We detected strong evidence for recent population admixture in LALES Latinos. Gradients of increasing Native American background and of correspondingly decreasing European ancestry were observed as a function of birth origin from North to South. The strongest excess of homozygosity, a reflection of recent population admixture, was observed in non-US born Latinos that recently populated the US. A set of 42 SNPs especially informative for distinguishing between Native Americans and Europeans were identified.

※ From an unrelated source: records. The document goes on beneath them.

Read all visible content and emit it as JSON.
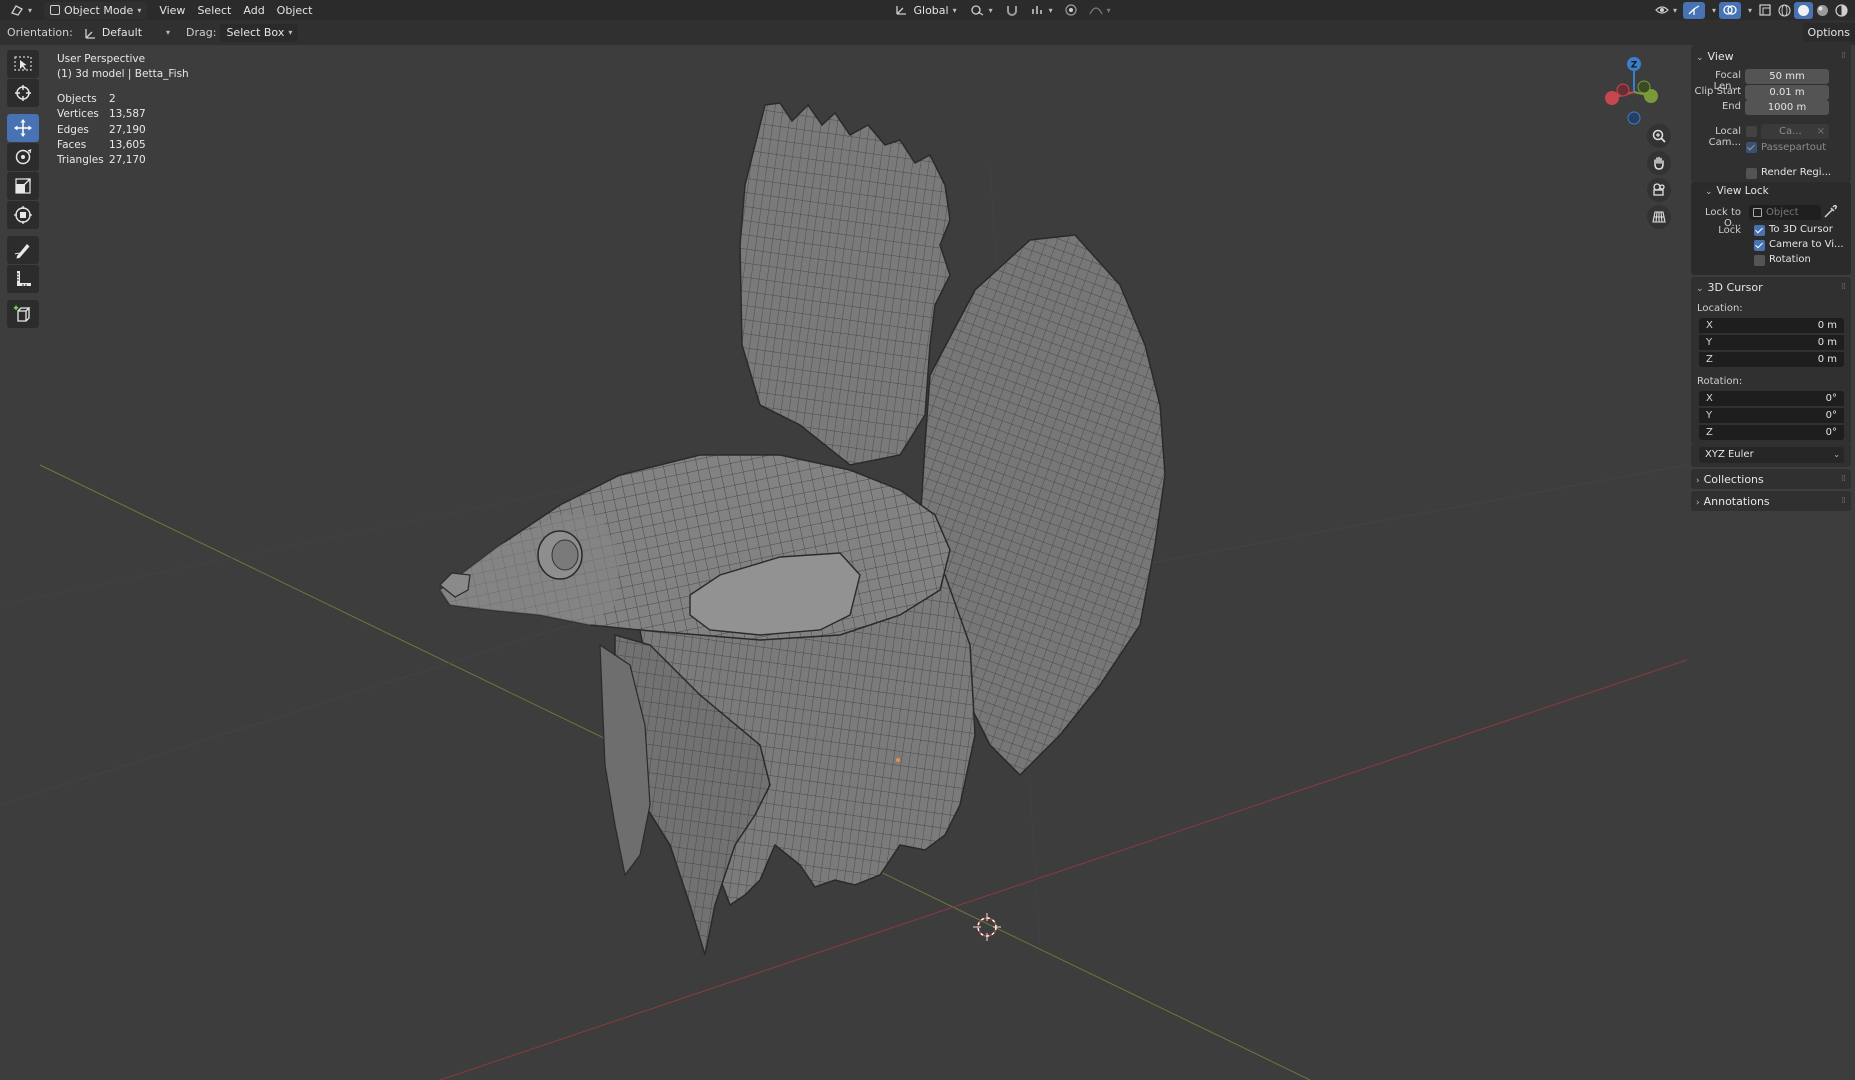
{
  "header": {
    "editor_icon": "view3d-icon",
    "mode": "Object Mode",
    "menus": [
      "View",
      "Select",
      "Add",
      "Object"
    ],
    "transform_orientation": "Global"
  },
  "tool_settings": {
    "orientation_label": "Orientation:",
    "orientation_value": "Default",
    "drag_label": "Drag:",
    "drag_value": "Select Box",
    "options_label": "Options"
  },
  "viewport": {
    "perspective": "User Perspective",
    "object_info": "(1) 3d model | Betta_Fish",
    "stats": [
      {
        "key": "Objects",
        "value": "2"
      },
      {
        "key": "Vertices",
        "value": "13,587"
      },
      {
        "key": "Edges",
        "value": "27,190"
      },
      {
        "key": "Faces",
        "value": "13,605"
      },
      {
        "key": "Triangles",
        "value": "27,170"
      }
    ],
    "gizmo_axis_label": "Z"
  },
  "toolbar": {
    "tools": [
      "select-box-tool",
      "cursor-tool",
      "move-tool",
      "rotate-tool",
      "scale-tool",
      "transform-tool",
      "annotate-tool",
      "measure-tool",
      "add-cube-tool"
    ],
    "active": "move-tool"
  },
  "npanel": {
    "view": {
      "title": "View",
      "focal_label": "Focal Len...",
      "focal_value": "50 mm",
      "clip_start_label": "Clip Start",
      "clip_start_value": "0.01 m",
      "end_label": "End",
      "end_value": "1000 m",
      "local_camera_label": "Local Cam...",
      "local_camera_value": "Ca...",
      "passepartout": "Passepartout",
      "render_region": "Render Regi..."
    },
    "view_lock": {
      "title": "View Lock",
      "lock_to_object_label": "Lock to O...",
      "lock_to_object_placeholder": "Object",
      "lock_label": "Lock",
      "to_3d_cursor": "To 3D Cursor",
      "camera_to_view": "Camera to Vi...",
      "rotation": "Rotation"
    },
    "cursor": {
      "title": "3D Cursor",
      "location_label": "Location:",
      "location": [
        {
          "axis": "X",
          "value": "0 m"
        },
        {
          "axis": "Y",
          "value": "0 m"
        },
        {
          "axis": "Z",
          "value": "0 m"
        }
      ],
      "rotation_label": "Rotation:",
      "rotation": [
        {
          "axis": "X",
          "value": "0°"
        },
        {
          "axis": "Y",
          "value": "0°"
        },
        {
          "axis": "Z",
          "value": "0°"
        }
      ],
      "rotation_mode": "XYZ Euler"
    },
    "collections": "Collections",
    "annotations": "Annotations"
  },
  "colors": {
    "accent": "#4772b3",
    "x_axis": "#c8474e",
    "y_axis": "#7a9a3a",
    "z_axis": "#3d7ec9"
  }
}
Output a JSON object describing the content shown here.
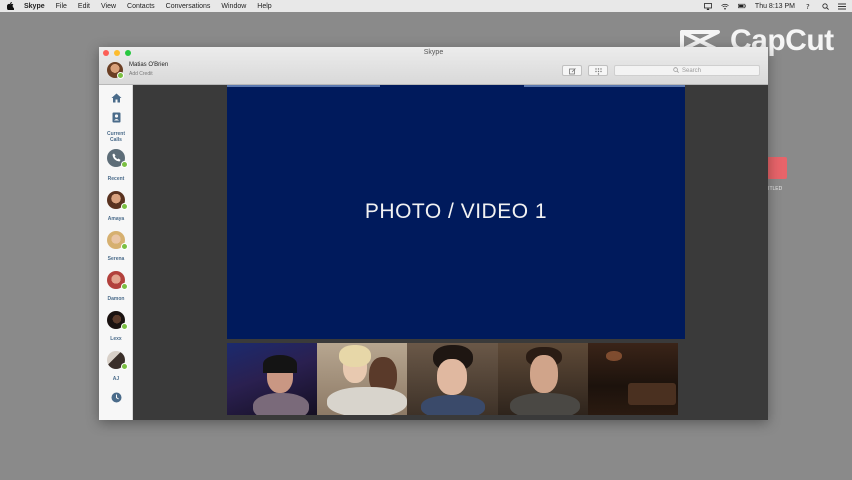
{
  "menubar": {
    "app": "Skype",
    "items": [
      "File",
      "Edit",
      "View",
      "Contacts",
      "Conversations",
      "Window",
      "Help"
    ],
    "clock": "Thu 8:13 PM"
  },
  "watermark": {
    "text": "CapCut"
  },
  "desktop": {
    "icon_label": "TITLED"
  },
  "window": {
    "title": "Skype",
    "user_name": "Matias O'Brien",
    "credit_link": "Add Credit",
    "search_placeholder": "Search"
  },
  "sidebar": {
    "current_calls_label": "Current Calls",
    "recent_label": "Recent",
    "contacts": [
      {
        "name": "Amaya",
        "color": "#b07a5a"
      },
      {
        "name": "Serena",
        "color": "#c9a27a"
      },
      {
        "name": "Damon",
        "color": "#b56a5a"
      },
      {
        "name": "Lexx",
        "color": "#3a2a22"
      },
      {
        "name": "AJ",
        "color": "#6a5a52"
      }
    ]
  },
  "call": {
    "main_label": "PHOTO / VIDEO 1",
    "participants": 5
  },
  "colors": {
    "video_bg": "#001a5c",
    "online": "#7bc043",
    "accent": "#4a6b8a"
  }
}
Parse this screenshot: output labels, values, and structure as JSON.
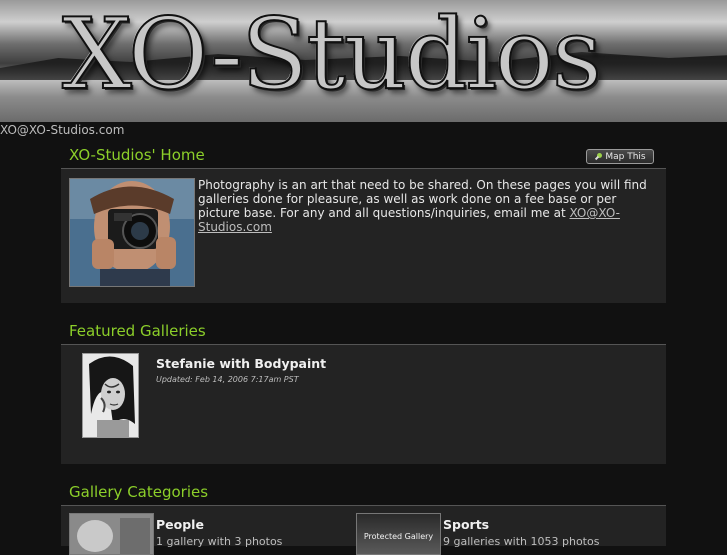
{
  "header": {
    "logo_text": "XO-Studios",
    "email": "XO@XO-Studios.com"
  },
  "home": {
    "title": "XO-Studios' Home",
    "map_button_label": "Map This",
    "intro_text": "Photography is an art that need to be shared. On these pages you will find galleries done for pleasure, as well as work done on a fee base or per picture base. For any and all questions/inquiries, email me at ",
    "intro_email": "XO@XO-Studios.com"
  },
  "featured": {
    "title": "Featured Galleries",
    "galleries": [
      {
        "name": "Stefanie with Bodypaint",
        "updated": "Updated: Feb 14, 2006 7:17am PST"
      }
    ]
  },
  "categories": {
    "title": "Gallery Categories",
    "items": [
      {
        "name": "People",
        "count": "1 gallery with 3 photos"
      },
      {
        "name": "Sports",
        "count": "9 galleries with 1053 photos",
        "thumb_label": "Protected Gallery"
      }
    ]
  },
  "colors": {
    "accent_green": "#8ccf2a",
    "panel_bg": "#232323",
    "page_bg": "#111111"
  }
}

These findings reflect the historic migration patterns of Native Americans and suggest that while the 'Latino' label is used to categorize the entire population, there exists a strong degree of heterogeneity within that population, and that it will be important to assess this heterogeneity within future association studies on Latino populations. Our study raises awareness of the diversity within "Latinos" and the necessity to assess appropriate risk and treatment management.